The unmistakable peak of football’s popularity in Egypt came about in the late Mubarak-era. Rommel describes how a new professional system around football, largely based on public funding, was reported on through new media infrastructures and supported by pop cultural productions, a generation of talented football players and seemingly limitless footballing success, created a national ‘bubble’ of hope, joy, and celebratory victory in a time of deep neoliberal reforms and crony capitalism in an Egypt that was otherwise characterized by a stand-still, frustration, boredom and increasing labor migration to the Gulf. In an unforeseen frenzy, the Egyptian national team won three African Cup of Nations titles consecutively in the end of the 00’s while the biggest national football clubs, the Cairene al-Ahly and al-Zamalek claimed 5 out of 10 Continental Champions League titles in the same decade. Rommel carefully examines how the football players of this age were crafted into national heroes and role models for an entire nation that came together in the love of the game. Then president Hosni Mubarak and his sons made sure to attend the games and celebrate with the players, conflating an image of togetherness and nationalism that strengthened their claim to Egypt and Egyptians even as the nation went through broad-scale crises and collectively traumatic events.

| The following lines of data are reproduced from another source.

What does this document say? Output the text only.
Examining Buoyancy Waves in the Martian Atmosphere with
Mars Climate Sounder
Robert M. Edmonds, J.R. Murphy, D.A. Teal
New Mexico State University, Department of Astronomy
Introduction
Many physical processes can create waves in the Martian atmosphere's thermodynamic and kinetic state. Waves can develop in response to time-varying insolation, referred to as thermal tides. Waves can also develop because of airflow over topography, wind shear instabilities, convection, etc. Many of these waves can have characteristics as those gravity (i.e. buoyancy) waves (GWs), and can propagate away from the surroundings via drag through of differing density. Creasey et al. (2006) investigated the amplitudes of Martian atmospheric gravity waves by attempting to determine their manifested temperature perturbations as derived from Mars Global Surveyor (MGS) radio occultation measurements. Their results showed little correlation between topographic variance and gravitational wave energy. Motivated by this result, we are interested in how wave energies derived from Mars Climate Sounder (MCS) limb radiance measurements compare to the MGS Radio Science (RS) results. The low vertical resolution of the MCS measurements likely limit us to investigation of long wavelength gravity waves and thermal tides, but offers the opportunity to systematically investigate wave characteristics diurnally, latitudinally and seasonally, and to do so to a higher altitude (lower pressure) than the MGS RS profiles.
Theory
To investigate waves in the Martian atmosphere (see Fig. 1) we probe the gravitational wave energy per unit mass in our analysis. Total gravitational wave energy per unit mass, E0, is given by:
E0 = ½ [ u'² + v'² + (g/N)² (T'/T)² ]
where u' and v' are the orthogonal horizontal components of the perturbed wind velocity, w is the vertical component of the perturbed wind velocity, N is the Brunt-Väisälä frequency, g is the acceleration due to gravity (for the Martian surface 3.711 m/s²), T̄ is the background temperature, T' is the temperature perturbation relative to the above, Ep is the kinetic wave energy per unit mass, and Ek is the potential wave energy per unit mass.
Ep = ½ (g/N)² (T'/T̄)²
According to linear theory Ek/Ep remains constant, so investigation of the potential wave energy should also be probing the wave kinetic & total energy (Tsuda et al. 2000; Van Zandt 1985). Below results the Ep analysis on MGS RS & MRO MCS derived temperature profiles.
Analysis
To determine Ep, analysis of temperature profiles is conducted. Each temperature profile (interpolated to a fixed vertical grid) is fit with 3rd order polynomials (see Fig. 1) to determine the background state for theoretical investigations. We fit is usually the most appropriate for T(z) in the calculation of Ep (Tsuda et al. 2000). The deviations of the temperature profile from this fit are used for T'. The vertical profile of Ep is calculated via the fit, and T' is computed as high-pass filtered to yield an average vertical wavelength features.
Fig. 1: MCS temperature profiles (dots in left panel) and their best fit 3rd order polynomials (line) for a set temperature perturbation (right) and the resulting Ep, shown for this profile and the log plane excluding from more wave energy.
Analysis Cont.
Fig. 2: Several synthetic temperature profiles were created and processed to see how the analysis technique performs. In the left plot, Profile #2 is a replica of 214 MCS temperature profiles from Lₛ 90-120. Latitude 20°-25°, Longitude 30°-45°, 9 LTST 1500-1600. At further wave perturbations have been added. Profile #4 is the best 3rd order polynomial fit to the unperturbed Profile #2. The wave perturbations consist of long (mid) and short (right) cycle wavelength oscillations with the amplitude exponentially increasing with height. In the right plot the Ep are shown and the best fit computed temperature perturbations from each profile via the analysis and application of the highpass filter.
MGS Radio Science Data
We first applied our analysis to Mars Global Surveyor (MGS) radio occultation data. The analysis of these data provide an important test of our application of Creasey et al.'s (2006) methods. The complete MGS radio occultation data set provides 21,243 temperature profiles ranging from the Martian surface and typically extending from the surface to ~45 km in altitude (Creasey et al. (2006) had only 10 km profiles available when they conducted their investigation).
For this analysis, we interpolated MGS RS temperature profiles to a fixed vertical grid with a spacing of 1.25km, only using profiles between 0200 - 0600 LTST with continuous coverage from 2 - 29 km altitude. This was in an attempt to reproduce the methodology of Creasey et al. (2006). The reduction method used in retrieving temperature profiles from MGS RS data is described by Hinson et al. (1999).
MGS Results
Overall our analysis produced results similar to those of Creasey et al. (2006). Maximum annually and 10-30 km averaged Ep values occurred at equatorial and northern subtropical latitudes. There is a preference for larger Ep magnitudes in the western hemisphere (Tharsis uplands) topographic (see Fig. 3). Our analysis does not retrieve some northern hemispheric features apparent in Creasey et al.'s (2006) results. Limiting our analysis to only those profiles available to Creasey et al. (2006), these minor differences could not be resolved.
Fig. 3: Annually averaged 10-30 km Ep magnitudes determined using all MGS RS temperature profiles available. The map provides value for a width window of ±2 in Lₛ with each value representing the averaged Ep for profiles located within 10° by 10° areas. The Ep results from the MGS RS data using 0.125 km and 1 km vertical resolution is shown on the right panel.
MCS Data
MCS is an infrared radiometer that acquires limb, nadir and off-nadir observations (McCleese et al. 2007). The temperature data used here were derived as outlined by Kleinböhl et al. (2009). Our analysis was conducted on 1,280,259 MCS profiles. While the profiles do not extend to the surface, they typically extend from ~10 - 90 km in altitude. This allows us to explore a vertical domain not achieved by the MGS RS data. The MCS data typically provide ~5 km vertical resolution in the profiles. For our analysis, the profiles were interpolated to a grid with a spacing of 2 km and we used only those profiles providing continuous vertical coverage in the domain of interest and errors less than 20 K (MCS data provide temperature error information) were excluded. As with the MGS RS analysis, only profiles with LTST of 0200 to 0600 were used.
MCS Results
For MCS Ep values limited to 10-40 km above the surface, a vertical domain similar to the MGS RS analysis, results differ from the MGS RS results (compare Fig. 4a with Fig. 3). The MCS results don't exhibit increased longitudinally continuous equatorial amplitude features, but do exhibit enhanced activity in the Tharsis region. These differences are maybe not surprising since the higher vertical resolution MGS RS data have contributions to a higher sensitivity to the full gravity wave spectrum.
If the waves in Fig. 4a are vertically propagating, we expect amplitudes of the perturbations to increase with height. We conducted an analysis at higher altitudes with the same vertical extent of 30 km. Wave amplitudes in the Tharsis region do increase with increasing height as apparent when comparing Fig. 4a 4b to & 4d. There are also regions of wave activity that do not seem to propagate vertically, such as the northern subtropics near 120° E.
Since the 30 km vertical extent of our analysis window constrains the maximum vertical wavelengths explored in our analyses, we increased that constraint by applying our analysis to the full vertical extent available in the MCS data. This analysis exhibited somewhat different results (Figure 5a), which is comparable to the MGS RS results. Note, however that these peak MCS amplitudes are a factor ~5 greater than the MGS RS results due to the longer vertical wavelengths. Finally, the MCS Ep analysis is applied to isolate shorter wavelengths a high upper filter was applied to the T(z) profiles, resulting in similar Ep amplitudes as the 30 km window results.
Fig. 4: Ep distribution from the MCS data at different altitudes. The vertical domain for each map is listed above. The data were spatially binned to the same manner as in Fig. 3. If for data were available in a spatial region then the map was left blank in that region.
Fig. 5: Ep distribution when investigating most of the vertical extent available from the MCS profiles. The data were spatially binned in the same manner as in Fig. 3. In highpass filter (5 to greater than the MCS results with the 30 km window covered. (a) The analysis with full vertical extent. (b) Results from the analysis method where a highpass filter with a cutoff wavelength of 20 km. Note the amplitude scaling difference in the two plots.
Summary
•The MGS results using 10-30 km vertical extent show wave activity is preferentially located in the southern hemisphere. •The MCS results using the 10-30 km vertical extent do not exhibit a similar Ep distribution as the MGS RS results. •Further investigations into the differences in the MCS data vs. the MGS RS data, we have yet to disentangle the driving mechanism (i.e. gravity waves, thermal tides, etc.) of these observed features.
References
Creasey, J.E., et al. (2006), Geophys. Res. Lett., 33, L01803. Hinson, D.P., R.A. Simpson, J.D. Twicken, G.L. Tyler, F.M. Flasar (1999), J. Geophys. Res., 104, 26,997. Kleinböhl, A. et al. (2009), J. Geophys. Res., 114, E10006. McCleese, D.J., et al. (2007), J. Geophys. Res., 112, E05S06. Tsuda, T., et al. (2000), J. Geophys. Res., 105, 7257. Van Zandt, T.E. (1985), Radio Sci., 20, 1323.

Football as the ‘national game’ of Egypt is uncontested for several reasons according to Rommel. It is by far the most played game in the nation and by far the most watched and talked about, but its greatest potential is one of unifying the nation as such. The intense rivalry between the Cairene clubs did not carry on into national team games. The supporters attending and watching the games did so across club loyalties, class, ethnic, generational and other boundaries. Football was thus a national project, and invested in as such by the political regime.
While football is the main theme of Rommel’s monograph, its greatest analytical purchase is looking at politics (siyasa) through the lens of the national sport, or rather, the avoidance of seeming political (siyasi). At its most basic level, we learn that the concept of politics in the Egyptian context is associated with a certain kind of use of power, promoting self-interest, corruption, violence and partisanship that pins one part of society against another, a destabilizing act loathed by all. Successful and legitimate use of power on the other hand necessarily works on the part of everyone, a greater national interest and grants a kind of certainty and stability. As becomes evident in the first part of Rommel’s work, such a nationalism around football was successfully constructed in the late Mubarak years but came to an end as match results went the wrong way and violence in the aftermath of the play-off for the World Cup in 2009 started off a conversation in Egypt about the nature of football and fandom as something disrupting and prone to extremism (taꜤassub) and thus potentially political. By using such events as turning points, Rommel manages to show how the unexpected is an integral part of the political and emotional in Egypt that also meant the national football bubble always had the potential to burst the way it did.
In the second part of the monograph we follow the struggles of the Ultras, dedicated fan groups, of Cairene al-Ahly and al-Zamalek in their relatively short-lived fame and national prowess. In a skillful and engaging manner, Rommel portrays the Ultras’ balancing act on the fine line between politics and nationalism as they engage in critique of the security state while carving out a space at their football stadiums for fun and enjoyment. As the 2011 revolution threw most things on their head, so the role of the Ultras also changed. While being careful not to take sides in the revolution, as to not seem political, Ultras members were prominent on the streets early on in the revolution and gained national recognition after a massacre at a football stadium in Port Said after which the Ultras demanded justice for those who lost their lives, putting pressure on state institutions. However, while being the champions of the entire people at one point, the groups were later blamed for being partisan and violent and thus political and a threat to the national order.
As the reader follows the aftermath of these rapid changes in the third part of the monograph, Rommel expands on the politics of politics in Egypt and the wider implications of the avoidance of seeming political. The reader learns how football relates to revolution and the potential for political change in a broader sense. In line with other anthropologists who have theorized the Egyptian revolution, Rommel reaffirms the sense that it was not mainly ideological but rather physical and emotional in the same sense as politics (siyasa) itself is put forth throughout the text. The focus on individual interlocutors, events, and large-scale processes in an interwoven manner adds richness to the texture of this excellent piece that ought to spark interest among sports fans and academics alike.